There are many ways to go through a difficult time of divorce, and all of them are exploring in psychotherapy. That’s what psychologists are for: to offer personalizes treatment and research each particular case. However, it is usually possible to detect specific patterns in the reasons that lead those who suffer from divorce to consult psychotherapy. They are the following.
Some people have spent years making family projects their only source of motivation, their only kind of goal. When getting divorced, a wave of uncertainty and disorientation can suddenly arrive about what to do and what to dedicate efforts to beyond work.
To the accumulation of tasks on a day-to-day basis due to the need to take care of the child, sometimes there is adds the task of trying to make them understand what has happen and not suffer too much for it.
For many people, the concept of divorce goes hand in hand with “failure.” Even those who don’t see it that way can become obsessed with their past mistakes and what they did that contributing to the end of their marriage. Not knowing how to get out of that mental block produces solid psychological wear.

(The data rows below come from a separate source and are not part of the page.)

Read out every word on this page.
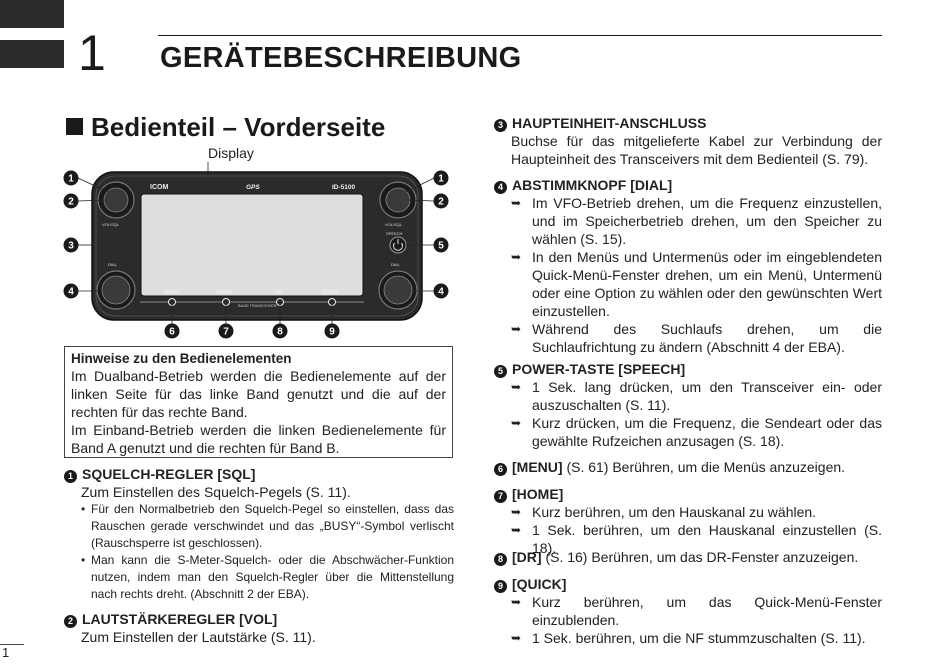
1 GERÄTEBESCHREIBUNG
Bedienteil – Vorderseite
Display
ICOM	GPS	ID-5100
VOL/SQL
DIAL
VOL/SQL
SPEECH
DIAL
MENU	HOME	DR	QUICK
BAND TRANSCEIVER
1
2
3
4
1
2
5
4
6	7	8	9
Hinweise zu den Bedienelementen
Im Dualband-Betrieb werden die Bedienelemente auf der linken Seite für das linke Band genutzt und die auf der rechten für das rechte Band.
Im Einband-Betrieb werden die linken Bedienelemente für Band A genutzt und die rechten für Band B.
1 SQUELCH-REGLER [SQL]
Zum Einstellen des Squelch-Pegels (S. 11).
• Für den Normalbetrieb den Squelch-Pegel so einstellen, dass das Rauschen gerade verschwindet und das „BUSY“-Symbol verlischt (Rauschsperre ist geschlossen).
• Man kann die S-Meter-Squelch- oder die Abschwächer-Funktion nutzen, indem man den Squelch-Regler über die Mittenstellung nach rechts dreht. (Abschnitt 2 der EBA).
2 LAUTSTÄRKEREGLER [VOL]
Zum Einstellen der Lautstärke (S. 11).
3 HAUPTEINHEIT-ANSCHLUSS
Buchse für das mitgelieferte Kabel zur Verbindung der Haupteinheit des Transceivers mit dem Bedienteil (S. 79).
4 ABSTIMMKNOPF [DIAL]
➥ Im VFO-Betrieb drehen, um die Frequenz einzustellen, und im Speicherbetrieb drehen, um den Speicher zu wählen (S. 15).
➥ In den Menüs und Untermenüs oder im eingeblendeten Quick-Menü-Fenster drehen, um ein Menü, Untermenü oder eine Option zu wählen oder den gewünschten Wert einzustellen.
➥ Während des Suchlaufs drehen, um die Suchlaufrichtung zu ändern (Abschnitt 4 der EBA).
5 POWER-TASTE [SPEECH]
➥ 1 Sek. lang drücken, um den Transceiver ein- oder auszuschalten (S. 11).
➥ Kurz drücken, um die Frequenz, die Sendeart oder das gewählte Rufzeichen anzusagen (S. 18).
6 [MENU] (S. 61) Berühren, um die Menüs anzuzeigen.
7 [HOME]
➥ Kurz berühren, um den Hauskanal zu wählen.
➥ 1 Sek. berühren, um den Hauskanal einzustellen (S. 18).
8 [DR] (S. 16) Berühren, um das DR-Fenster anzuzeigen.
9 [QUICK]
➥ Kurz berühren, um das Quick-Menü-Fenster einzublenden.
➥ 1 Sek. berühren, um die NF stummzuschalten (S. 11).
1
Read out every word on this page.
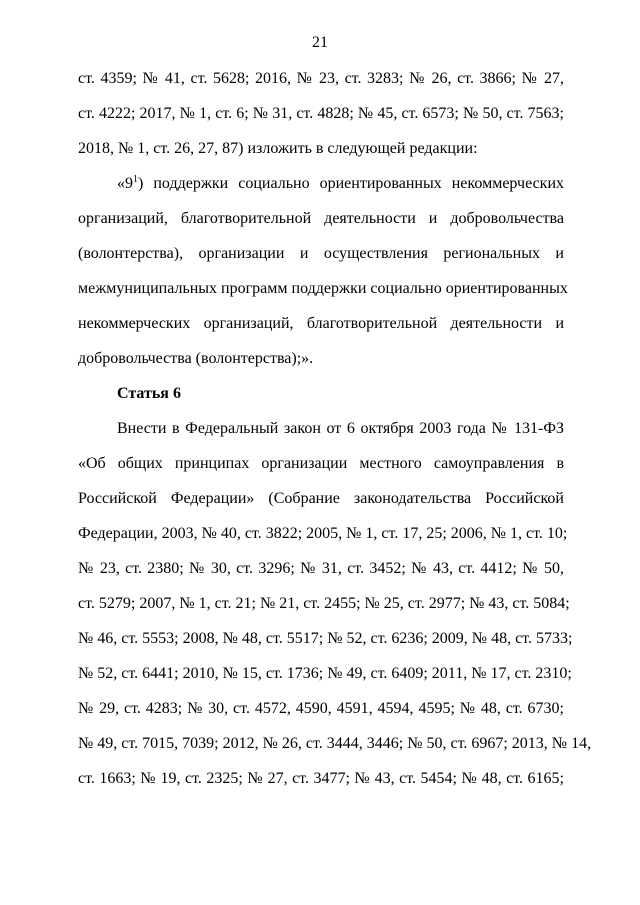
21
ст. 4359; № 41, ст. 5628; 2016, № 23, ст. 3283; № 26, ст. 3866; № 27,
ст. 4222; 2017, № 1, ст. 6; № 31, ст. 4828; № 45, ст. 6573; № 50, ст. 7563;
2018, № 1, ст. 26, 27, 87) изложить в следующей редакции:
«$9^1$) поддержки социально ориентированных некоммерческих
организаций, благотворительной деятельности и добровольчества
(волонтерства), организации и осуществления региональных и
межмуниципальных программ поддержки социально ориентированных
некоммерческих организаций, благотворительной деятельности и
добровольчества (волонтерства);».
Статья 6
Внести в Федеральный закон от 6 октября 2003 года № 131-ФЗ
«Об общих принципах организации местного самоуправления в
Российской Федерации» (Собрание законодательства Российской
Федерации, 2003, № 40, ст. 3822; 2005, № 1, ст. 17, 25; 2006, № 1, ст. 10;
№ 23, ст. 2380; № 30, ст. 3296; № 31, ст. 3452; № 43, ст. 4412; № 50,
ст. 5279; 2007, № 1, ст. 21; № 21, ст. 2455; № 25, ст. 2977; № 43, ст. 5084;
№ 46, ст. 5553; 2008, № 48, ст. 5517; № 52, ст. 6236; 2009, № 48, ст. 5733;
№ 52, ст. 6441; 2010, № 15, ст. 1736; № 49, ст. 6409; 2011, № 17, ст. 2310;
№ 29, ст. 4283; № 30, ст. 4572, 4590, 4591, 4594, 4595; № 48, ст. 6730;
№ 49, ст. 7015, 7039; 2012, № 26, ст. 3444, 3446; № 50, ст. 6967; 2013, № 14,
ст. 1663; № 19, ст. 2325; № 27, ст. 3477; № 43, ст. 5454; № 48, ст. 6165;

In most severe cases, the person refuses to take the divorce and focuses his thoughts on the mission of bringing his ex-husband or ex-wife back, even if it is in the long term. These kinds of situations not only generate immediate suffering; In addition, they prevent the person from getting over the divorce.
As a result of all of the above, the person who has been divorce or is going to be divorce can assume a very pessimistic view of their own “I.” You might even consider hiding what has happening to your marriage from others, at least for a while, as long as you can afford it.
These are the main focuses of psychotherapy intervention to help people who suffer from a divorce.
It is essential not to lose the ability to find stimulating experiences, this is achieving through self-knowledge. Exercises carry out both in psychotherapy sessions and outside of them under the assistance of the psychologist.
Time management allows you to maintain a structured life and carry out projects, in this case, linked to progress in psychotherapy. In addition, it makes it more challenging to develop habits that harm physical health, which indirectly influences mental health.
Many people find it necessary to reinvigorate their social life after spending years limiting it almost exclusively to their marriage or family. For this reason, psychotherapy for divorce cases also works on this so that the patient reconnects with the possibility of finding happiness in relationships with others.
As we have seen, a fault is one of the common problems in divorce cases. In therapy, the person is helps to detect and appreciate their positive qualities and learn from the mistakes made in the marriage so that the latter is not perceived as just a failure or a waste of time and effort.
Letting go of the past life linking to marriage is essential to overcoming divorce, even if eventually it were possible to be with that person again. The fact is that in the present, you have to accept singleness, or at least the end of that union. This is achieving , among other things, by not avoiding those memories, even if they hurt at first.
If you are suffering an emotional crisis causing by the experience of divorce or facing another form of psychological problem. Get in touch with our team of professionals, at advance Psychologists. We have been dedicates to psychotherapy for more than 20 years, and we serve people of all ages. In addition to individualizing psychological therapy, we also carry out family and couples therapy, coaching, and psychiatric and neuropsychological assistance. The sessions can be face-to-face at our center.
Divorce Therapy is the different areas that affect the couple (communication, sexuality, leisure, common goals, lifestyle). And also exploring and evaluate. In this way, we can see the problem areas and the strengths of the couple.